Hyperglycemia is the medical term for high blood sugar levels. Glucose, which is a simple sugar (monosaccharide), is essential for energy production and sustaining life. High blood sugar levels damages cells, affects the water and electrolyte balance and disrupts homeostasis.
Causes of Hyperglycemia
Prolonged hyperglycemia is a key feature in diabetes mellitus (sugar diabetes). However, acute episodes may be seen in periods of stress/shock, severe infections, pregnancy, stroke and heart attacks. These non-diabetic causes of hyperglycemia need to be treated in order for the blood sugar levels to return to a normal state. Hyperglycemia in strokes and heart attacks can negatively impact the prognosis. It may also be seen in conditions associated with growth hormone, like gigantism, as growth hormone is one of the accessory hormones (along with cortisol and epinephrine) that can raise blood sugar levels.

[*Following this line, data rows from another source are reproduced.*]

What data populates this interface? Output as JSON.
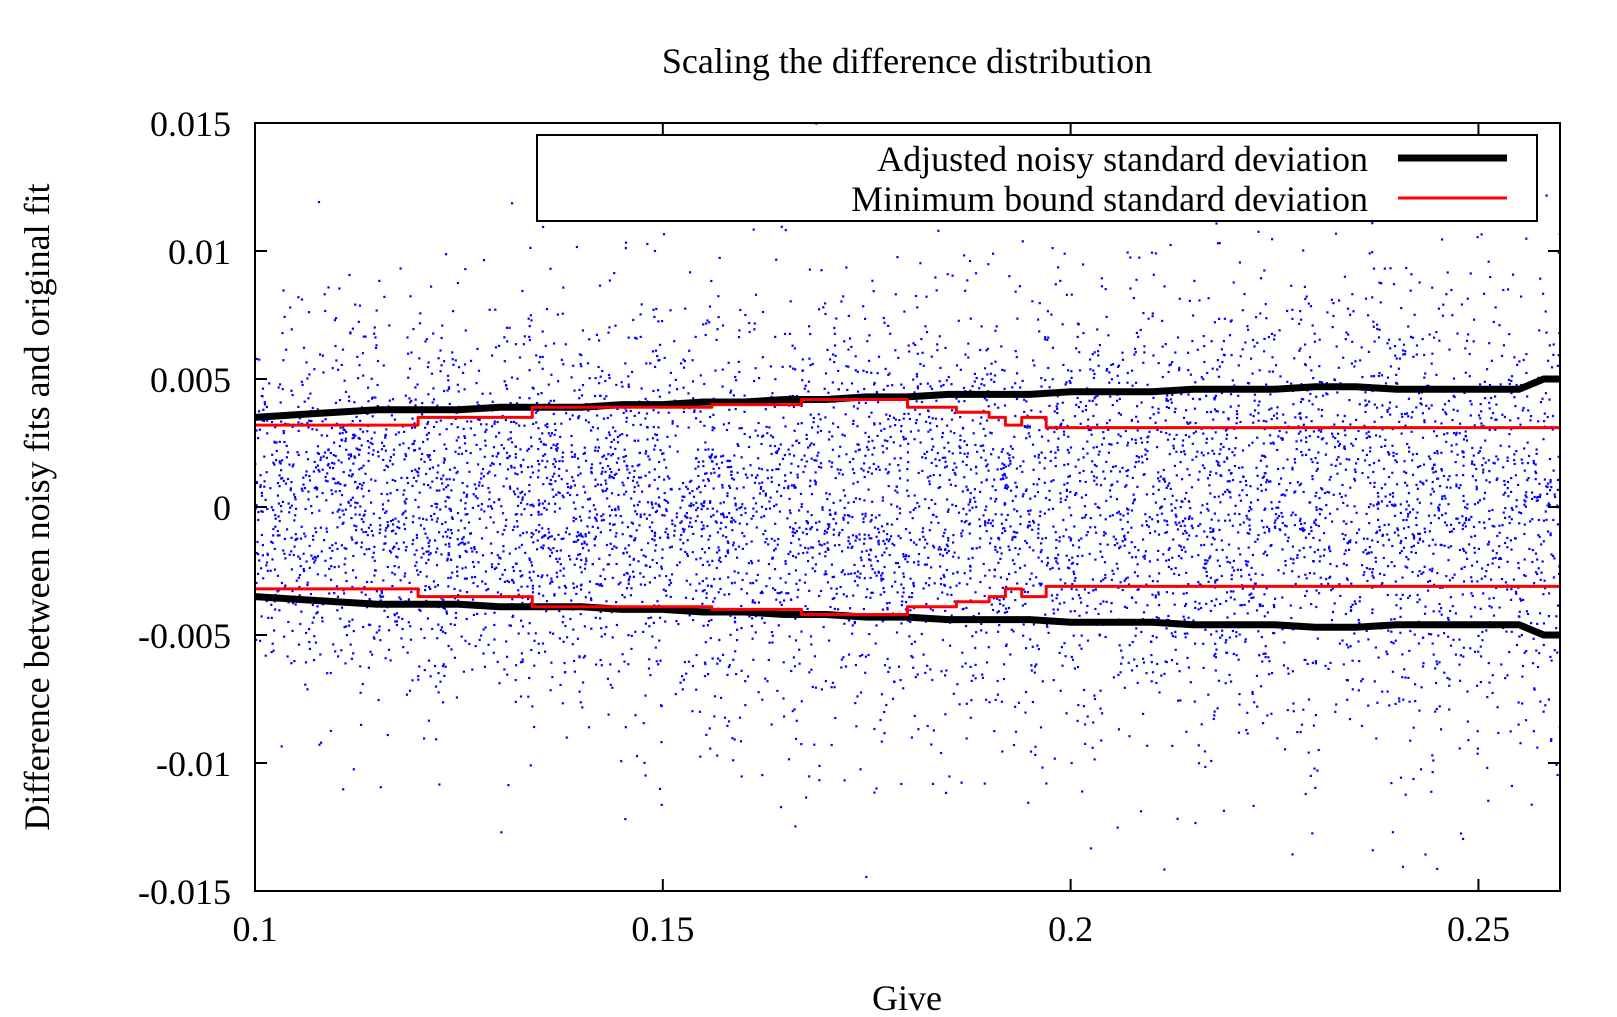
{
  "chart_data": {
    "type": "scatter",
    "title": "Scaling the difference distribution",
    "xlabel": "Give",
    "ylabel": "Difference between noisy fits and original fit",
    "xlim": [
      0.1,
      0.26
    ],
    "ylim": [
      -0.015,
      0.015
    ],
    "x_ticks": [
      0.1,
      0.15,
      0.2,
      0.25
    ],
    "x_tick_labels": [
      "0.1",
      "0.15",
      "0.2",
      "0.25"
    ],
    "y_ticks": [
      0.015,
      0.01,
      0.005,
      0,
      -0.005,
      -0.01,
      -0.015
    ],
    "y_tick_labels": [
      "0.015",
      "0.01",
      "0.005",
      "0",
      "-0.005",
      "-0.01",
      "-0.015"
    ],
    "grid": false,
    "legend_position": "top-right",
    "scatter": {
      "color": "#0000ff",
      "count": 7000,
      "seed": 12345,
      "note_sd_follows_adjusted_sd": true
    },
    "series": [
      {
        "name": "Adjusted noisy standard deviation",
        "color": "#000000",
        "symmetric": true,
        "x": [
          0.1,
          0.105,
          0.11,
          0.115,
          0.12,
          0.125,
          0.13,
          0.135,
          0.14,
          0.145,
          0.15,
          0.155,
          0.16,
          0.165,
          0.17,
          0.175,
          0.18,
          0.185,
          0.19,
          0.195,
          0.2,
          0.205,
          0.21,
          0.215,
          0.22,
          0.225,
          0.23,
          0.235,
          0.24,
          0.245,
          0.25,
          0.255,
          0.258,
          0.26
        ],
        "y": [
          0.0035,
          0.0036,
          0.0037,
          0.0038,
          0.0038,
          0.0038,
          0.0039,
          0.0039,
          0.0039,
          0.004,
          0.004,
          0.0041,
          0.0041,
          0.0042,
          0.0042,
          0.0043,
          0.0043,
          0.0044,
          0.0044,
          0.0044,
          0.0045,
          0.0045,
          0.0045,
          0.0046,
          0.0046,
          0.0046,
          0.0047,
          0.0047,
          0.0046,
          0.0046,
          0.0046,
          0.0046,
          0.005,
          0.005
        ]
      },
      {
        "name": "Minimum bound standard deviation",
        "color": "#ff0000",
        "symmetric": true,
        "step": true,
        "x": [
          0.1,
          0.12,
          0.134,
          0.156,
          0.167,
          0.18,
          0.186,
          0.19,
          0.192,
          0.194,
          0.197,
          0.26
        ],
        "y": [
          0.0032,
          0.0035,
          0.0039,
          0.004,
          0.0042,
          0.0039,
          0.0037,
          0.0035,
          0.0032,
          0.0035,
          0.0031,
          0.0031
        ]
      }
    ]
  }
}
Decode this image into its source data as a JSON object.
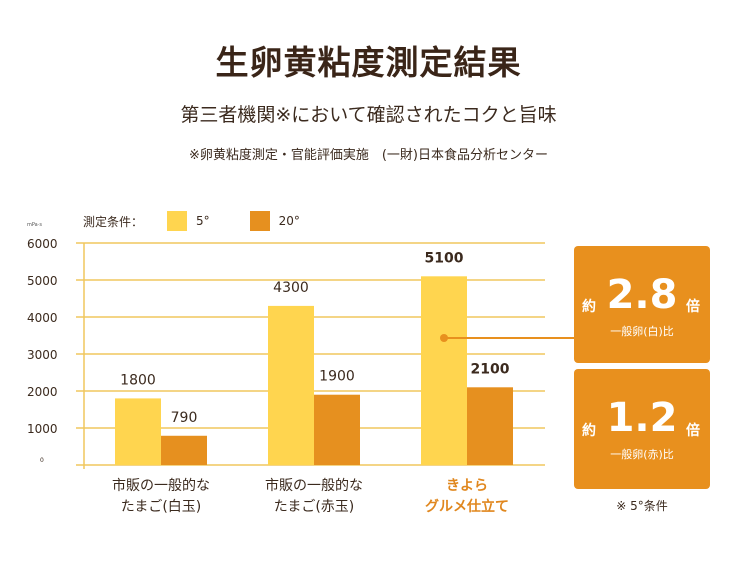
{
  "title": "生卵黄粘度測定結果",
  "subtitle": "第三者機関※において確認されたコクと旨味",
  "note": "※卵黄粘度測定・官能評価実施　(一財)日本食品分析センター",
  "legend": {
    "label": "測定条件：",
    "items": [
      {
        "name": "5°",
        "color": "#ffd54f"
      },
      {
        "name": "20°",
        "color": "#e6901f"
      }
    ]
  },
  "small_unit_text": "mPa·s",
  "chart_data": {
    "type": "bar",
    "categories": [
      [
        "市販の一般的な",
        "たまご(白玉)"
      ],
      [
        "市販の一般的な",
        "たまご(赤玉)"
      ],
      [
        "きよら",
        "グルメ仕立て"
      ]
    ],
    "highlight_category": 2,
    "series": [
      {
        "name": "5°",
        "color": "#ffd54f",
        "values": [
          1800,
          4300,
          5100
        ]
      },
      {
        "name": "20°",
        "color": "#e6901f",
        "values": [
          790,
          1900,
          2100
        ]
      }
    ],
    "data_labels": [
      [
        "1800",
        "4300",
        "5100"
      ],
      [
        "790",
        "1900",
        "2100"
      ]
    ],
    "yticks": [
      "0",
      "1000",
      "2000",
      "3000",
      "4000",
      "5000",
      "6000"
    ],
    "ylim": [
      0,
      6000
    ],
    "grid": true,
    "grid_color": "#f0c75e"
  },
  "callouts": [
    {
      "prefix": "約",
      "value": "2.8",
      "suffix": "倍",
      "compare": "一般卵(白)比"
    },
    {
      "prefix": "約",
      "value": "1.2",
      "suffix": "倍",
      "compare": "一般卵(赤)比"
    }
  ],
  "condition_note": "※ 5°条件",
  "accent_color": "#e8901e"
}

The levels of blood glucose is primarily regulated by the pancreatic hormones, insulin and glucagon, as discussed under Normal Blood Glucose. Insulin lowers blood glucose levels by stimulating cells to increase glucose uptake from the blood and triggers the liver to store any excess glucose. Glucagon raises the blood glucose levels when it drops lower than normal. Stored glucose (glycogen) is mobilized and proteins and fats are also used for energy production in a process known as gluconeogenesis.
Raised blood glucose levels may be seen in stressful situations and severe illnesses as discussed above. It is primarily due to the action of the body’s ‘stress hormones’, epinephrine (mainly) and cortisol, which raises the blood glucose levels. Epinephrine reduces the body’s sensitivity to insulin and may also increase gluconeogenesis.
The rise in blood sugar levels is necessary for the body to have greater energy resources available for heightened states (‘fight-flight reponse’). The blood glucose levels return to normal once the stimulus for the stress is removed. Stress hyperglycemia should be monitored closely and reevaluated at regular intervals to exclude the possibility of diabetes mellitus.
Prolonged and persistent elevation in blood glucose levels in diabete mellitus (sugar diabetes) is the consequence of a lack of insulin (type 1 diabetes mellitus) or insulin resistance (type 2 diabetes mellitus). The condition develops gradually and is marked by associated signs and symptoms like polydipsia (constant thirst), polyuria (large volumes of urine in a day ~ frequent urination) and polyphagia (excessive hunger).
Over time, hyperglycemia associated with diabetes mellitus leads to tissue damage. This is most prominent in the nerves and blood vessels and leads to a host of complications. Diabetes mellitus is a chronic condition (irreversible) and proper glucose control (medication, diet and lifestyle) is essential to limit the impact of long standing hyperglycemia.